Sene bilmem kaç. Ancak on iki yaşındayım o zaman. Televizyonun artık eve yerleştiği ama dizi sektörünün, hanelerin en önemli değeri olmaya yeni başladığı zamanlardı. Sıkça büyük annemin ahşap merdivenli müstakil evinde, toplanıyorduk bütün aile. Bir yandan yemekler yapılır telaşla, bir yandan aile içi her mevzu tartışılırdı hararetle. O zamanlar büyük annem çocuklarının bu tartışmalarına ortayı buldurma cümleleri kurar, daha çok önemsediği bir şeyin heyecanı ile bekliyor gibi her durumu oluruna verirdi.

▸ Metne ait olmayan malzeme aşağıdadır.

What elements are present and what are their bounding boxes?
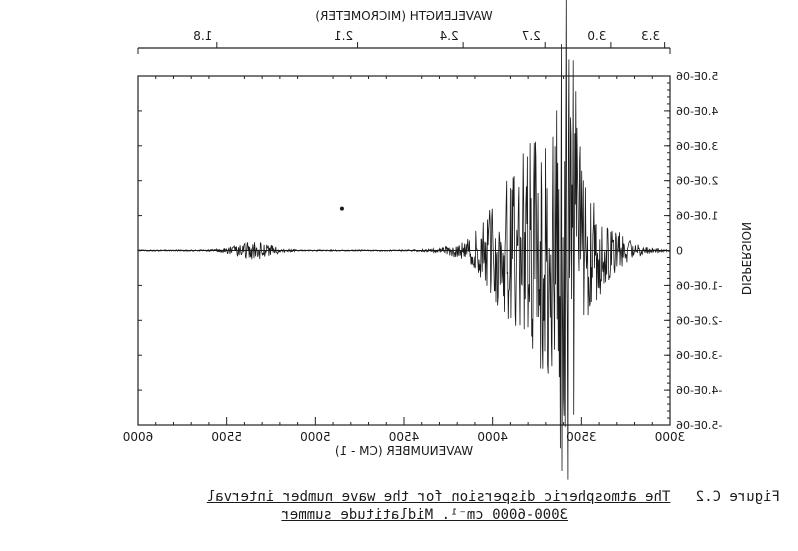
top-tick-label: 2.4 <box>440 29 459 43</box>
dispersion-line <box>137 0 671 480</box>
y-tick-label: 2.0E-06 <box>676 175 718 188</box>
top-tick-label: 2.7 <box>522 29 541 43</box>
axis-labels: WAVENUMBER (CM - 1) WAVELENGTH (MICROMET… <box>315 9 753 458</box>
top-axis-label: WAVELENGTH (MICROMETER) <box>315 9 492 23</box>
y-tick-label: -2.0E-06 <box>676 314 722 327</box>
y-tick-label: -3.0E-06 <box>676 349 722 362</box>
top-tick-label: 3.0 <box>587 29 606 43</box>
caption-line-2: 3000-6000 cm⁻¹. Midlatitude summer <box>281 507 568 523</box>
y-tick-label: -5.0E-06 <box>676 419 722 432</box>
figure-caption: Figure C.2 The atmospheric dispersion fo… <box>60 488 780 524</box>
dispersion-series <box>137 0 671 480</box>
x-tick-label: 3500 <box>566 430 597 444</box>
top-tick-label: 1.8 <box>193 29 212 43</box>
x-tick-label: 3000 <box>655 430 686 444</box>
x-tick-label: 4500 <box>389 430 420 444</box>
x-axis-label: WAVENUMBER (CM - 1) <box>335 444 473 458</box>
top-tick-label: 3.3 <box>641 29 660 43</box>
x-tick-label: 5500 <box>211 430 242 444</box>
y-tick-label: 4.0E-06 <box>676 105 718 118</box>
y-tick-label: -1.0E-06 <box>676 279 722 292</box>
y-axis: 5.0E-06 4.0E-06 3.0E-06 2.0E-06 1.0E-06 0 -1.0… <box>138 70 722 432</box>
x-tick-label: 6000 <box>123 430 154 444</box>
y-tick-label: -4.0E-06 <box>676 384 722 397</box>
y-tick-label: 3.0E-06 <box>676 140 718 153</box>
x-tick-label: 5000 <box>300 430 331 444</box>
caption-line-1: The atmospheric dispersion for the wave … <box>206 489 671 505</box>
figure-label: Figure C.2 <box>695 489 780 505</box>
y-tick-label: 5.0E-06 <box>676 70 718 83</box>
x-tick-label: 4000 <box>477 430 508 444</box>
top-wavelength-axis: 1.8 2.1 2.4 2.7 3.0 3.3 <box>137 29 671 54</box>
y-axis-label: DISPERSION <box>739 222 753 295</box>
x-axis: 6000 5500 5000 4500 4000 3500 3000 <box>123 76 686 444</box>
annotation-dot <box>339 206 344 211</box>
y-tick-label: 1.0E-06 <box>676 210 718 223</box>
top-tick-label: 2.1 <box>334 29 353 43</box>
y-tick-label: 0 <box>676 245 683 258</box>
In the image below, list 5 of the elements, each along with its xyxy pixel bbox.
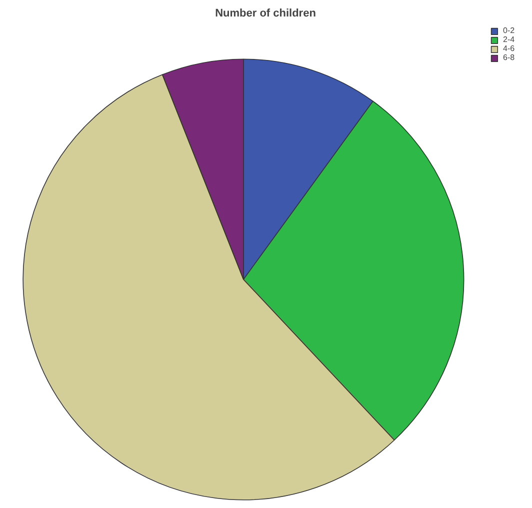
- chart-title: Number of children: [215, 8, 316, 20]
- legend-label: 0-2: [503, 26, 516, 35]
- legend-label: 2-4: [503, 35, 516, 44]
- legend-label: 4-6: [503, 44, 516, 53]
- legend-label: 6-8: [503, 53, 516, 62]
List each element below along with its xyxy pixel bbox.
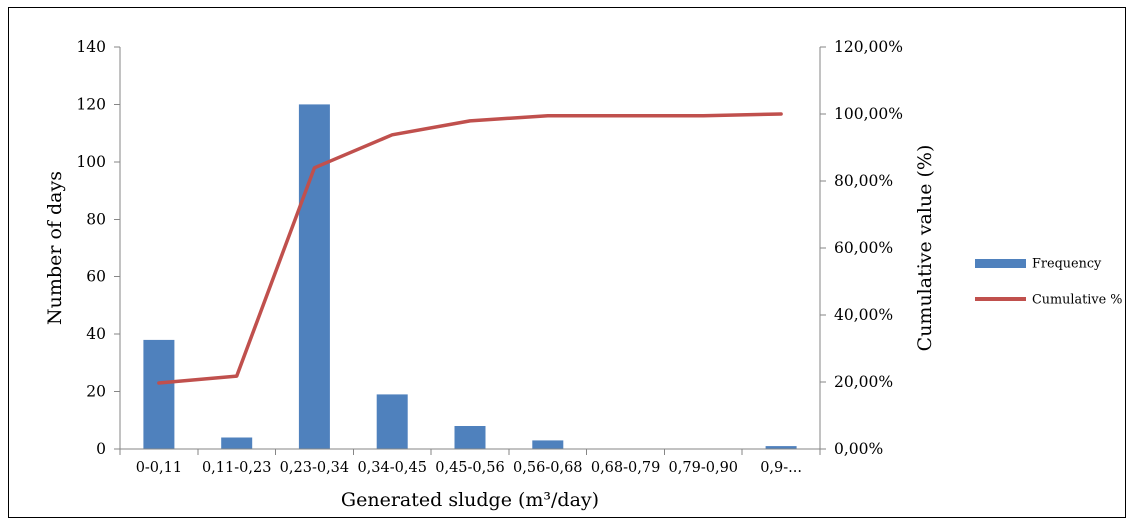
chart-frame	[8, 7, 1126, 518]
plot-area: 0 20 40 60 80 100 120 140 0,00% 20,00% 40,00% 60,00…	[76, 38, 903, 476]
x-tick-label: 0,56-0,68	[513, 460, 582, 476]
y2-tick-label: 0,00%	[834, 440, 883, 458]
y-tick-label: 120	[76, 95, 106, 113]
cumulative-line	[157, 112, 783, 385]
x-tick-label: 0,79-0,90	[669, 460, 738, 476]
y2-tick-label: 80,00%	[834, 172, 893, 190]
y-tick-label: 140	[76, 38, 106, 56]
y2-tick-label: 120,00%	[834, 38, 903, 56]
frequency-bar	[143, 339, 175, 449]
legend-item-frequency: Frequency	[975, 257, 1102, 272]
y2-axis-title: Cumulative value (%)	[914, 145, 936, 352]
legend: Frequency Cumulative %	[975, 257, 1122, 308]
x-tick-label: 0,11-0,23	[202, 460, 271, 476]
y-tick-label: 80	[86, 210, 106, 228]
frequency-bar	[376, 394, 408, 449]
frequency-bar	[454, 426, 486, 449]
y2-tick-label: 40,00%	[834, 306, 893, 324]
x-tick-label: 0,68-0,79	[591, 460, 660, 476]
legend-swatch-frequency	[975, 259, 1026, 268]
y-tick-label: 40	[86, 325, 106, 343]
frequency-bar	[765, 446, 797, 449]
y-tick-label: 0	[96, 440, 106, 458]
x-axis-title: Generated sludge (m³/day)	[341, 489, 599, 511]
y-axis-title: Number of days	[44, 171, 66, 325]
frequency-bar	[532, 440, 564, 449]
x-tick-label: 0,23-0,34	[280, 460, 349, 476]
y-tick-label: 60	[86, 268, 106, 286]
y2-tick-label: 100,00%	[834, 105, 903, 123]
y2-tick-label: 60,00%	[834, 239, 893, 257]
legend-label-frequency: Frequency	[1032, 257, 1102, 272]
y-tick-label: 100	[76, 153, 106, 171]
x-tick-label: 0,45-0,56	[435, 460, 504, 476]
frequency-bar	[298, 104, 330, 450]
x-tick-label: 0-0,11	[136, 460, 182, 476]
frequency-bar	[221, 437, 253, 449]
legend-item-cumulative: Cumulative %	[975, 293, 1122, 308]
x-tick-label: 0,9-...	[760, 460, 802, 476]
y-tick-label: 20	[86, 383, 106, 401]
x-tick-label: 0,34-0,45	[357, 460, 426, 476]
y2-tick-label: 20,00%	[834, 373, 893, 391]
legend-label-cumulative: Cumulative %	[1032, 293, 1122, 308]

Akşam saatleri yemek yenip, herkes bir köşeye çekileceği sıra daha bir artardı heyecanı.
Bu bir içgüdüsel eylemsellik ve kahraman edinimi durumuydu
Kyoto Üniversitesi’nin yaptığı bir araştırmada, kahramanlara olan sevgimizin temelinin, daha konuşmaya bile başlamadığımız dönemde atıldığı ortaya çıktı. Altı aylık bebeklere üç ayrı animasyon izletildi. Bunların ilkinde bir karakter diğerinin üzerine atlıyor, üçüncü bir karakter ise sadece olanları izliyordu. İkincide, olanları dışarıdan gözlemleyen kaçıyor, üçüncüde ise üçüncü karakter olaya müdahale ediyordu. Görüntüler izletildikten sonra, bebeklere bu üç karakterin figürleri verildi. Henüz gelişmeye yeni başlamış olan bebekler “kahramanlık yapan” karakteri seçti. Yetişkinlerin kahramanlarla olan ilişkisi ise elbette bebeklik döneminkinden daha farklıydı. Klinik psikolog Robin Rosenberg, Simithsonian’da yazdığı bir makalede, süper kahraman hikayelerinin bize “Travma ve kayıpları anlamlandırmak, güçlerimizi keşfetmek ve onları iyi bir amaç uğruna kullanmak” için yardım ettiğini söyler. Lakin bu konuda bahsi geçen şahsi ihtimaller ile birlikte ortaya çıkan bilimsel veriler durumun en saf versiyonudur.